Auf Anlg. K4 sowie die tabellarische Aufstellung im Anspruchsbegründungsschriftsatz (dort S. 5 unten) wird Bezug genommen.
Die Klägerin behauptet unter Bezugnahme auf die als Anlg. K7 ff. vorgelegten Abrechnungen, dass der Beklagten Vergütungen im dort ausgewiesener Höhe zugeflossen und infolge Stornierung nicht ins Verdienen geraten seien. Die Verrechnung einer Stornoreserve in Höhe von 3.151,93 € ergebe sich hinreichend aus der Geschäftspartnerabrechnung 2018 Nr. 2 (vorgelegt als Anlg. K4). Hierzu sei die Klägerin aufgrund einer über Jahre hinweg gehandhabten Kontokorrentabrede berechtigt gewesen, da sich ein entsprechender Sollbetrag – vorgerichtlich unwidersprochen – auf dem Agenturkonto der Beklagten ergeben habe.

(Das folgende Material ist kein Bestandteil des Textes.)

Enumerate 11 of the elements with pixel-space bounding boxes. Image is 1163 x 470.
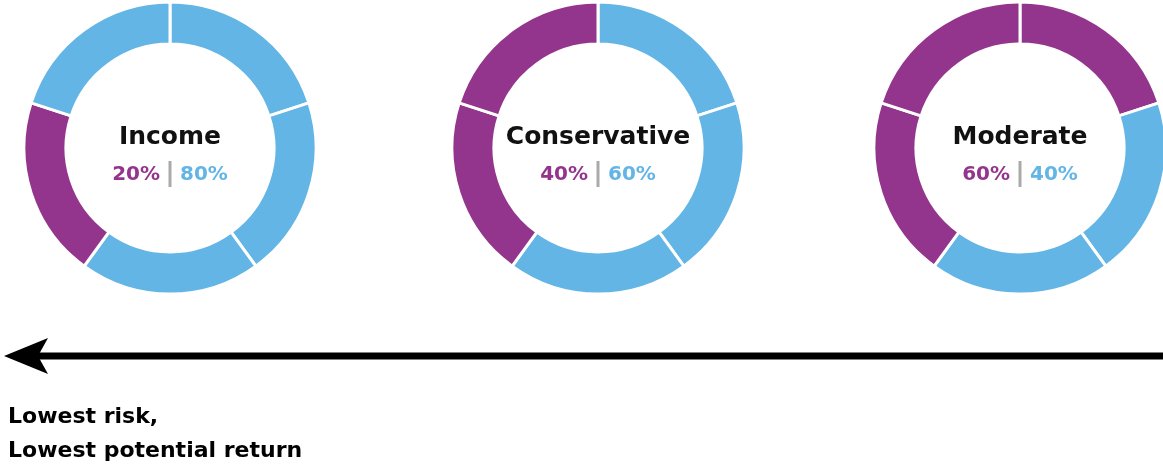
- text: 20%: [112, 161, 160, 185]
- text: 40%: [1030, 161, 1078, 185]
- text: 60%: [962, 161, 1010, 185]
- text: Moderate: [952, 121, 1088, 150]
- text: 80%: [180, 161, 228, 185]
- text: 60%: [608, 161, 656, 185]
- text: Lowest risk,: [8, 403, 159, 428]
- text: Income: [118, 121, 222, 150]
- text: Conservative: [505, 121, 691, 150]
- text: Lowest potential return: [8, 437, 303, 462]
- text: 40%: [540, 161, 588, 185]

Die Klägerin beantragt: Wie erkannt.
Die Beklagte beantragt: Die Klage wird abgewiesen.
Sie bestreitet mit Nichtwissen, dass die betreffenden Verträge von den jeweiligen Versicherungsnehmern storniert worden seien. Die Beklagte bestreitet die Rückforderungsansprüche des Weiteren der Höhe nach. Soweit die Klägerin am 06.04.2018 den Betrag in Höhe von 3.151,93 € aus der Stornoreserve gebucht habe, müsse dies zweckwidrig zur Befriedigung anderweitiger Forderungen erfolgt sein.
Die Beklagte vertritt die Auffassung, die Klägerin habe die Vertragsstornierung nach § 87a Abs. 3 S. 2 HGB zu vertreten, da sie nicht die gebotenen nachhaltigen Maßnahmen zur Stornogefahrenabwehr ergriffen und die nötigen Informationen erteilt habe.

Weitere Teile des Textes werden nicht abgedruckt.